Are there any side effects?

 Side effect of Conscious Sedation

The following are some frequent adverse effects of conscious sedation that may linger for a few hours after the procedure:

  • Drowsiness
  • A sense of heaviness or sluggishness
  • Memory loss of what occurred during the operation (amnesia)
  • Sluggish reactions
  • Blood pressure is too low
  • Headache and nausea


What’s recovery like?

Conscious sedation recovery

Conscious sedation recovery is rather rapid.

Here's what you may expect:

  • It is possible that you will need to be in the procedure or operating room for up to an hour, if not longer. Typically, your doctor or dentist will monitor your heart rate, respiration, and blood pressure until they return to normal.
  • Bring a family member or a friend who can drive you or pick you up. After some kinds of sedation, such as nitrous oxide, wear off, you should be able to drive. This isn't always the case with other varieties.
  • Some adverse effects may linger throughout the day. Drowsiness, headaches, nausea, and sluggishness are some of the symptoms.
  • Take a day off from work and avoid strenuous physical activity until the negative effects subside. This is especially important if you want to perform manual jobs requiring accuracy or handle heavy machines.

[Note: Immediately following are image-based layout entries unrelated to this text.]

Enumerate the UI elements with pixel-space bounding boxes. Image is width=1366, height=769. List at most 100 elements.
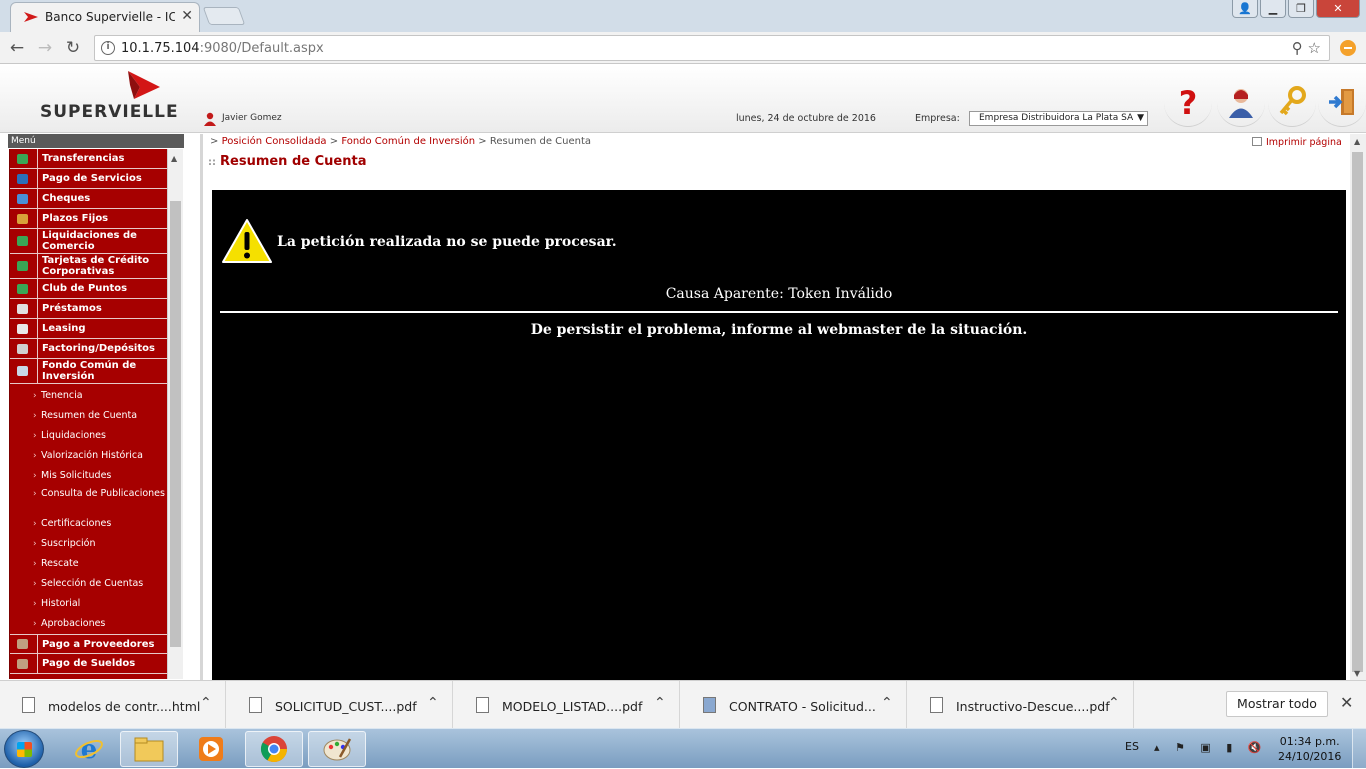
submenu-item-liquidaciones[interactable]: › Liquidaciones — [10, 426, 167, 446]
submenu-label: Resumen de Cuenta — [41, 410, 138, 421]
menu-scroll-thumb[interactable] — [170, 201, 181, 647]
menu-item-leasing[interactable]: Leasing — [10, 319, 167, 339]
menu-item-label: Club de Puntos — [42, 283, 128, 294]
url-path: :9080/Default.aspx — [199, 41, 324, 56]
download-filename: MODELO_LISTAD....pdf — [502, 699, 643, 714]
breadcrumb-link-fondo-comun[interactable]: Fondo Común de Inversión — [341, 136, 475, 147]
download-item[interactable]: CONTRATO - Solicitud... ⌃ — [681, 681, 907, 729]
windows-taskbar: e ES ▴ ⚑ ▣ ▮ 🔇 01:34 p.m. 24/10/2016 — [0, 728, 1366, 769]
close-window-button[interactable]: ✕ — [1316, 0, 1360, 18]
content-scrollbar[interactable]: ▲ ▼ — [1350, 134, 1366, 680]
svg-text:?: ? — [1179, 85, 1198, 119]
input-language[interactable]: ES — [1125, 740, 1139, 753]
support-button[interactable] — [1217, 77, 1265, 127]
reload-icon[interactable]: ↻ — [62, 37, 84, 59]
menu-item-factoring-depositos[interactable]: Factoring/Depósitos — [10, 339, 167, 359]
url-text[interactable]: 10.1.75.104:9080/Default.aspx — [121, 41, 324, 56]
chevron-up-icon[interactable]: ⌃ — [881, 695, 893, 711]
download-item[interactable]: SOLICITUD_CUST....pdf ⌃ — [227, 681, 453, 729]
taskbar-file-explorer[interactable] — [120, 731, 178, 767]
address-bar[interactable]: i 10.1.75.104:9080/Default.aspx ⚲ ☆ — [94, 35, 1330, 61]
print-page-link[interactable]: Imprimir página — [1252, 137, 1342, 148]
submenu-item-suscripcion[interactable]: › Suscripción — [10, 534, 167, 554]
menu-item-pago-de-servicios[interactable]: Pago de Servicios — [10, 169, 167, 189]
taskbar-media-player[interactable] — [182, 731, 240, 767]
submenu-item-rescate[interactable]: › Rescate — [10, 554, 167, 574]
menu-item-tarjetas-de-credito[interactable]: Tarjetas de Crédito Corporativas — [10, 254, 167, 279]
download-item[interactable]: modelos de contr....html ⌃ — [0, 681, 226, 729]
taskbar-paint[interactable] — [308, 731, 366, 767]
empresa-select[interactable]: Empresa Distribuidora La Plata SA ▼ — [969, 111, 1148, 126]
close-icon[interactable]: ✕ — [1340, 693, 1353, 712]
submenu-item-seleccion-de-cuentas[interactable]: › Selección de Cuentas — [10, 574, 167, 594]
supervielle-favicon-icon — [24, 12, 38, 22]
taskbar-clock[interactable]: 01:34 p.m. 24/10/2016 — [1278, 734, 1341, 764]
submenu-label: Suscripción — [41, 538, 96, 549]
taskbar-chrome[interactable] — [245, 731, 303, 767]
breadcrumb-separator: > — [210, 136, 219, 147]
chevron-up-icon[interactable]: ⌃ — [427, 695, 439, 711]
extension-icon[interactable] — [1340, 40, 1356, 56]
breadcrumb-separator: > — [329, 136, 339, 147]
start-button[interactable] — [4, 730, 44, 768]
supervielle-logo-icon — [128, 71, 160, 99]
chevron-up-icon[interactable]: ⌃ — [1108, 695, 1120, 711]
submenu-label: Selección de Cuentas — [41, 578, 144, 589]
scroll-down-icon[interactable]: ▼ — [1354, 669, 1360, 678]
chevron-right-icon: › — [33, 489, 37, 499]
tab-close-icon[interactable]: ✕ — [181, 8, 193, 24]
menu-item-cheques[interactable]: Cheques — [10, 189, 167, 209]
chevron-right-icon: › — [33, 579, 37, 589]
menu-item-pago-de-sueldos[interactable]: Pago de Sueldos — [10, 654, 167, 674]
forward-arrow-icon[interactable]: → — [34, 37, 56, 59]
submenu-item-resumen-de-cuenta[interactable]: › Resumen de Cuenta — [10, 406, 167, 426]
menu-scrollbar[interactable]: ▲ — [167, 149, 183, 679]
page-title: :: Resumen de Cuenta — [208, 154, 366, 169]
menu-item-plazos-fijos[interactable]: Plazos Fijos — [10, 209, 167, 229]
menu-item-club-de-puntos[interactable]: Club de Puntos — [10, 279, 167, 299]
chevron-up-icon[interactable]: ⌃ — [654, 695, 666, 711]
show-all-downloads-button[interactable]: Mostrar todo — [1226, 691, 1328, 717]
logo-text: SUPERVIELLE — [40, 102, 179, 122]
key-button[interactable] — [1268, 77, 1316, 127]
help-button[interactable]: ? — [1164, 77, 1212, 127]
chevron-right-icon: › — [33, 451, 37, 461]
system-tray-icons[interactable]: ▴ ⚑ ▣ ▮ 🔇 — [1154, 741, 1268, 754]
browser-tab[interactable]: Banco Supervielle - IC-Ba ✕ — [10, 2, 200, 32]
logout-button[interactable] — [1318, 77, 1366, 127]
menu-item-pago-a-proveedores[interactable]: Pago a Proveedores — [10, 634, 167, 654]
submenu-item-historial[interactable]: › Historial — [10, 594, 167, 614]
new-tab-button[interactable] — [202, 7, 246, 25]
minimize-button[interactable]: ▁ — [1260, 0, 1286, 18]
bookmark-star-icon[interactable]: ⚲ ☆ — [1292, 39, 1321, 57]
download-item[interactable]: MODELO_LISTAD....pdf ⌃ — [454, 681, 680, 729]
submenu-item-certificaciones[interactable]: › Certificaciones — [10, 514, 167, 534]
menu-item-fondo-comun-de-inversion[interactable]: Fondo Común de Inversión — [10, 359, 167, 384]
leasing-icon — [17, 323, 28, 334]
show-desktop-button[interactable] — [1352, 729, 1366, 769]
content-scroll-thumb[interactable] — [1352, 152, 1363, 672]
scroll-up-icon[interactable]: ▲ — [1354, 137, 1360, 146]
user-profile-button[interactable]: 👤 — [1232, 0, 1258, 18]
site-info-icon[interactable]: i — [101, 41, 115, 55]
menu-item-prestamos[interactable]: Préstamos — [10, 299, 167, 319]
scroll-up-icon[interactable]: ▲ — [171, 154, 177, 163]
download-item[interactable]: Instructivo-Descue....pdf ⌃ — [908, 681, 1134, 729]
salary-icon — [17, 658, 28, 669]
submenu-item-aprobaciones[interactable]: › Aprobaciones — [10, 614, 167, 634]
back-arrow-icon[interactable]: ← — [6, 37, 28, 59]
submenu-item-consulta-de-publicaciones[interactable]: › Consulta de Publicaciones — [10, 486, 167, 514]
download-bar: modelos de contr....html ⌃ SOLICITUD_CUS… — [0, 680, 1366, 729]
submenu-item-tenencia[interactable]: › Tenencia — [10, 386, 167, 406]
breadcrumb-link-posicion-consolidada[interactable]: Posición Consolidada — [222, 136, 327, 147]
taskbar-internet-explorer[interactable]: e — [60, 731, 118, 767]
menu-item-transferencias[interactable]: Transferencias — [10, 149, 167, 169]
empresa-select-value: Empresa Distribuidora La Plata SA — [979, 113, 1134, 123]
menu-item-label: Factoring/Depósitos — [42, 343, 155, 354]
maximize-button[interactable]: ❐ — [1288, 0, 1314, 18]
menu-item-liquidaciones-de-comercio[interactable]: Liquidaciones de Comercio — [10, 229, 167, 254]
submenu-item-mis-solicitudes[interactable]: › Mis Solicitudes — [10, 466, 167, 486]
page-title-text: Resumen de Cuenta — [220, 154, 367, 169]
chevron-up-icon[interactable]: ⌃ — [200, 695, 212, 711]
submenu-item-valorizacion-historica[interactable]: › Valorización Histórica — [10, 446, 167, 466]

Conscious sedation is a treatment used to treat dental phobias and should not be used in place of appropriate local anesthetic or competent behavioral management. The route of administration and the medicine should be determined for each individual patient. The necessity of appropriately educated employees in an area well-equipped with surveillance instruments, as well as rigorous predation assessment, cannot be overstated. When using sedation in a dental context, it is important to be conscious of your restrictions.